Everyone but Mills, MacDonald, and Johnson were asked to leave the room, and then McNamara announced that, based on Lincoln's dismal financial projections, he had decided to recommend that the car line be terminated. He didn't like the direction Lincoln was heading, didn't like the fact Lincoln had never made a profit, and he hadn't heard anything from Lincoln's management that changed his mind.
For a few seconds, Johnson says, you could have heard a pin drop. Everyone in the room took McNamara, who was not known for his sense of humor, as dead serious. Then Mills, who had come to Ford in 1946 with McNamara as one of the "Whiz Kids," asked, "Bob, you can't really do that, can you?"
McNamara responded, "You bet I can do it." A heated discussion followed, with everyone in the room arguing against McNamara's proposed recommendation, but none of the arguments made a dent on McNamara, who gave no sign of changing his mind.
After what seemed like an eternity, Mills was finally able to persuade McNamara to back off, something not often done. Mills argued that the Ford family wouldn't agree to discontinue Lincoln, especially since the Continental Division had been dissolved only a year and a half earlier, and the Edsel was likely the next to go. Besides, Mills argued, it was unfair to employees, dealers, and customers to stop making Lincolns "cold turkey" without some sort of advance warning.
McNamara reluctantly told Mills that he would agree to one more Lincoln production cycle, but only on specific conditions. One of the conditions was that the next Lincoln had to be a lot smaller.
Recalling the events of that meeting more than 40 years later, McNamara emphasized that his biggest concern was that future Lincolns had to make a profit.
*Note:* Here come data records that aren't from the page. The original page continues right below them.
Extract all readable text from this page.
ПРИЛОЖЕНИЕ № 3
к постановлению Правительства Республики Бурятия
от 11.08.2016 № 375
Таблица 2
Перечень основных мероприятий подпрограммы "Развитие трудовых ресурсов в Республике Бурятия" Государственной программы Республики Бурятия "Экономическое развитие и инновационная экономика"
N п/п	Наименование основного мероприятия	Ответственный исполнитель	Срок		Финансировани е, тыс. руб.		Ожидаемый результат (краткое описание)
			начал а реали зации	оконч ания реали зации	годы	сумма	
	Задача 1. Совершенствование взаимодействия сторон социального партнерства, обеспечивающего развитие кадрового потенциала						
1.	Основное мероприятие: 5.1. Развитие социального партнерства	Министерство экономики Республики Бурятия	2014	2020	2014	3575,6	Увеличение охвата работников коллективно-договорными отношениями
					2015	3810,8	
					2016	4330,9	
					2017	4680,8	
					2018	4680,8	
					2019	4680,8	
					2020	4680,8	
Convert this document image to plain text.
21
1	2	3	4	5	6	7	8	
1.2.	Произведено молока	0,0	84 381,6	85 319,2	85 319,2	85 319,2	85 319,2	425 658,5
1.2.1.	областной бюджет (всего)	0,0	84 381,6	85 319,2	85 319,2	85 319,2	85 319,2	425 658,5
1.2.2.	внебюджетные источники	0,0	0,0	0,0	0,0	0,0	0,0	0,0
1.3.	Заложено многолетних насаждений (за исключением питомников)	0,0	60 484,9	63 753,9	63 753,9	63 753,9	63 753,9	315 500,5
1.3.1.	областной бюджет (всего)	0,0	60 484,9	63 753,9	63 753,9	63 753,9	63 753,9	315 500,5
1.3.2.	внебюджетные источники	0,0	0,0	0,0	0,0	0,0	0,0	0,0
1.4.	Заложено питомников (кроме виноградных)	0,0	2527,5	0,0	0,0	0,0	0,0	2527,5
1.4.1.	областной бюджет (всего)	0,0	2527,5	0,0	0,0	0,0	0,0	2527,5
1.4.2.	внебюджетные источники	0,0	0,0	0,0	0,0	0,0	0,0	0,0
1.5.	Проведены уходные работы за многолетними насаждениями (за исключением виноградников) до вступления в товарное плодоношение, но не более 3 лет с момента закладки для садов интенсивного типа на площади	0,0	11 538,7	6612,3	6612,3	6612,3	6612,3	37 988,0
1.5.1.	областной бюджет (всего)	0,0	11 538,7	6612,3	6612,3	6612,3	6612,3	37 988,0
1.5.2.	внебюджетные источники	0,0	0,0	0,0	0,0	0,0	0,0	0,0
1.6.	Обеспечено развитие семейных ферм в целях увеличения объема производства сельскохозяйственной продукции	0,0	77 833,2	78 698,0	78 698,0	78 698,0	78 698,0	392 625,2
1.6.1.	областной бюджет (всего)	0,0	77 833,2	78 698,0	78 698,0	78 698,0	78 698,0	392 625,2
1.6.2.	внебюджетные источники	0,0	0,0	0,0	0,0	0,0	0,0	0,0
He told Mills, MacDonald, and Johnson that he had recently seen a clay model of a formal Continental-like Thunderbird downstairs in Engel's studio that had been rejected in favor of a sportier T-Bird proposal.
McNamara told them that if that design could be made into a four-door and profitably built as the new Lincoln, "without significantly increasing its size," he would "go with the program." According to Johnson, no one else in the room except Mills knew anything about the clay model to which McNamara was referring, but, as the meeting broke up, Mills turned to MacDonald and Johnson and said, "You'd better get down there ASAP. Your jobs are cut out for you!"
It was late when the meeting broke up, so, early the next morning, Johnson and one of his assistants, Bill Davis, hurried to the Styling Center to look at the clay model. When they saw it, they decided they really didn't know what McNamara meant about not making it significantly bigger.
They picked up the package drawings for the car and returned to Lincoln advanced engineering to study them. Ultimately, they decided not to take a chance, but to only lengthen the car the bare minimum needed to make it a four-door.
Johnson and Davis then returned to the Styling Center, where they asked Engel to lengthen the car by 10 inches, add two more doors, and also build a separate seating buck based on their hastily modified package drawings.